How to sum up Lynne? When I first met her I was fascinated by her apparent contradictions. A former RAF servicewoman and Margaret Thatcher supporter, she was now a raving leftie (and she’d be very proud to be described as such). She’d gone to art school, but was now a paramedic. She had a particular interest in and love of witches; a witch dolly always hung from the rear view mirror in her beloved camper van.
I met her of course, through swimming. She’d turned to the water to help her recover from breast cancer, and a double mastectomy. A few years ago, when the outdoor swimming network was in its infancy, I met her through Facebook. We met with a few others in a windy car park in Torquay one December day, and set off to swim through a natural arch called London Bridge. Around the back of the arch we discovered a cave and swam in, where we got bounced up and down by the swell, narrowly avoiding banging our heads. We laughed hysterically and there was an immediate bond.
The waters of Devon ran through Lynne’s blood. She grew up swimming in both the Atlantic off the North coast and English Channel off the South, and she was passionate about Dartmoor and the rivers Tavy and Dart in particular. She lived in a former miner’s cottage on the Moor, which she decorated in her flamboyant style in her favourite colours of pink and blue, with a huge mermaid mosaic she’d made herself in the bathroom. (On her Air BnB listing she proudly said: “I don’t do grey or beige”).
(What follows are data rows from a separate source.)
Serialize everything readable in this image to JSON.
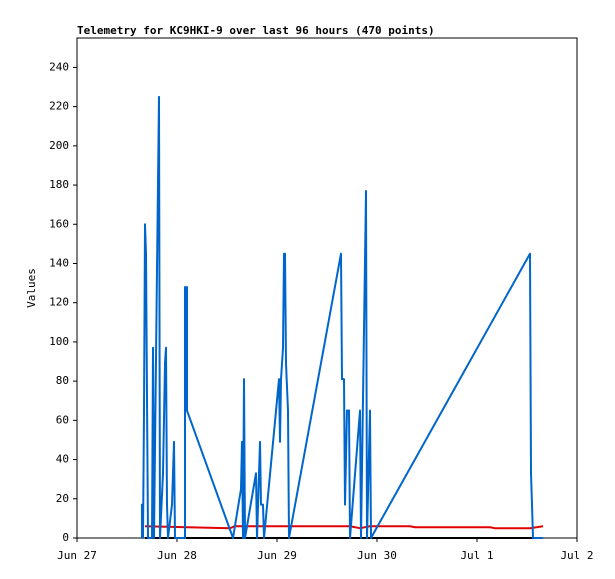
{
  "chart_data": {
    "type": "line",
    "title": "Telemetry for KC9HKI-9 over last 96 hours (470 points)",
    "y_label": "Values",
    "xlim": [
      0,
      5
    ],
    "xticks": [
      {
        "value": 0,
        "label": "Jun 27"
      },
      {
        "value": 1,
        "label": "Jun 28"
      },
      {
        "value": 2,
        "label": "Jun 29"
      },
      {
        "value": 3,
        "label": "Jun 30"
      },
      {
        "value": 4,
        "label": "Jul 1"
      },
      {
        "value": 5,
        "label": "Jul 2"
      }
    ],
    "ylim": [
      0,
      255
    ],
    "yticks": [
      0,
      20,
      40,
      60,
      80,
      100,
      120,
      140,
      160,
      180,
      200,
      220,
      240
    ],
    "series": [
      {
        "color": "#000000",
        "x": [
          0.68,
          4.66
        ],
        "values": [
          0,
          0
        ]
      },
      {
        "color": "#e00000",
        "x": [
          0.68,
          1.53,
          1.58,
          2.13,
          2.73,
          2.83,
          2.93,
          3.33,
          3.38,
          4.13,
          4.18,
          4.53,
          4.66
        ],
        "values": [
          6,
          5,
          6,
          6,
          6,
          5,
          6,
          6,
          5.5,
          5.5,
          5,
          5,
          6
        ]
      },
      {
        "color": "#0066cc",
        "x": [
          0.65,
          0.65,
          0.66,
          0.67,
          0.68,
          0.69,
          0.7,
          0.71,
          0.75,
          0.76,
          0.77,
          0.8,
          0.82,
          0.83,
          0.86,
          0.88,
          0.89,
          0.9,
          0.91,
          0.95,
          0.97,
          0.98,
          1.08,
          1.08,
          1.09,
          1.1,
          1.1,
          1.56,
          1.64,
          1.65,
          1.66,
          1.67,
          1.68,
          1.79,
          1.8,
          1.83,
          1.84,
          1.86,
          1.87,
          2.02,
          2.03,
          2.04,
          2.06,
          2.07,
          2.08,
          2.09,
          2.11,
          2.12,
          2.64,
          2.65,
          2.67,
          2.68,
          2.7,
          2.72,
          2.73,
          2.83,
          2.84,
          2.89,
          2.9,
          2.93,
          2.94,
          4.53,
          4.54,
          4.55,
          4.56,
          4.66
        ],
        "values": [
          0,
          17,
          0,
          65,
          160,
          145,
          72,
          0,
          0,
          97,
          0,
          137,
          225,
          0,
          33,
          89,
          97,
          17,
          0,
          17,
          49,
          0,
          0,
          128,
          65,
          128,
          65,
          0,
          25,
          49,
          0,
          81,
          0,
          33,
          0,
          49,
          17,
          17,
          0,
          81,
          49,
          81,
          97,
          145,
          145,
          89,
          65,
          0,
          145,
          81,
          81,
          17,
          65,
          65,
          0,
          65,
          0,
          177,
          0,
          65,
          0,
          145,
          33,
          17,
          0,
          0
        ]
      }
    ]
  }
}
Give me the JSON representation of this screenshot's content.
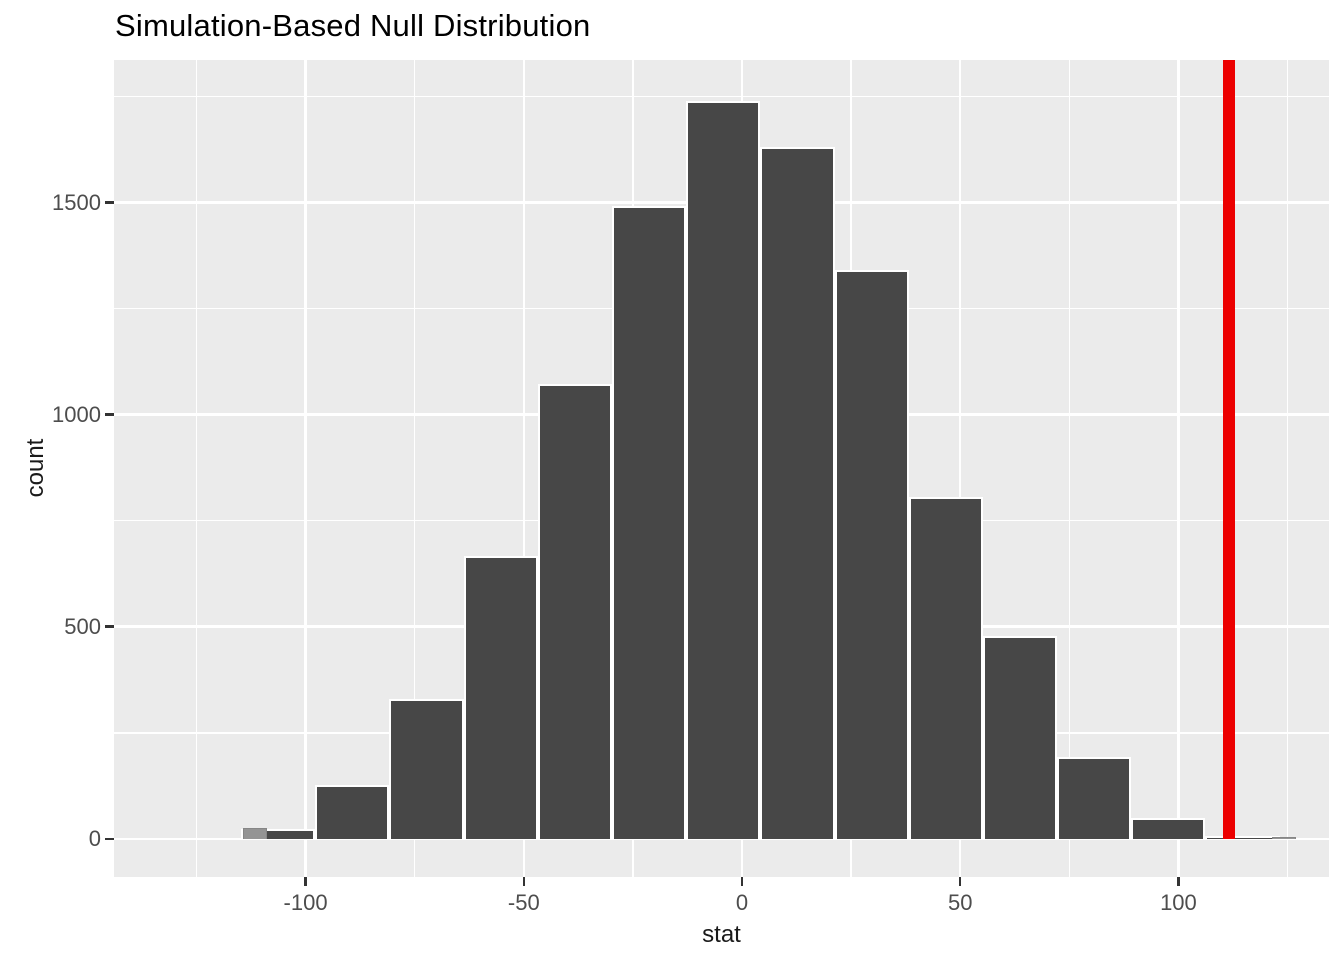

After her double mastectomy, Lynne found that swimming in the rivers of Dartmoor and the seas of Devon gave her both physical and mental therapy – as I think it does for the vast majority of us. What was so special about her was her ability to translate that feeling into words and to communicate the joy, humour, frequent silliness, camaraderie and all-round life-enhancing qualities of swimming outdoors. She wrote a blog, Wild Woman Swimming https://wildwomanswimming.wordpress.com/ which detailed her many adventures sometimes hilariously, sometimes angrily, always thoughtfully and always articulately. She wrote beautifully, and with originality. I remember one write-up after a particularly exciting low tide swim, when we’d seen a range of marine wildlife including Devonshire cup corals, breadcrumb sponge, and a very rare variety of soft coral called dead men’s fingers which Lynne described as “the same shade of pink as Katie Price’s jodhpurs’. It was a spot-on description too – they were indeed a lurid shocking pink.
When she became ill with a brain tumour earlier this year, she turned to writing about both her personal situation and the wider context of the NHS, of which she was a passionate supporter. https://outofmybrains.org/ She christened her tumour Hunt after the Health Secretary, and was furious about what she saw as the ongoing cutbacks and the privatisation of the NHS by the back door. She also wrote movingly about facing her own death. Her blog is now being used to teach medical students.
Lynne’s death has shocked our swimming community both here in Devon and wider afield. Locally we have lost a wonderful, witty friend, who made us laugh, led us on many adventures and was always keen to share her wonderful places. Lynne also touched people who never even met her, through her writing and blogging, and through several films and documentaries about wild swimming in which she appeared. One of the most moving tributes has been from a blogger in America who’s never even met her, but felt he knew her.
I have so many wonderful memories of swimming with Lynne. Sitting in a hot tub at Slapton Sands, after getting battered by huge rollers crashing onto the shingle shore. Several New Year’s dips followed by raucous warm-ups in the pub. Hikes over Dartmoor followed by plunges in cool rivers and playing in waterfalls. And one incredible dawn swim where we watched the sky gradually turn pink and then slipped into the shining sea.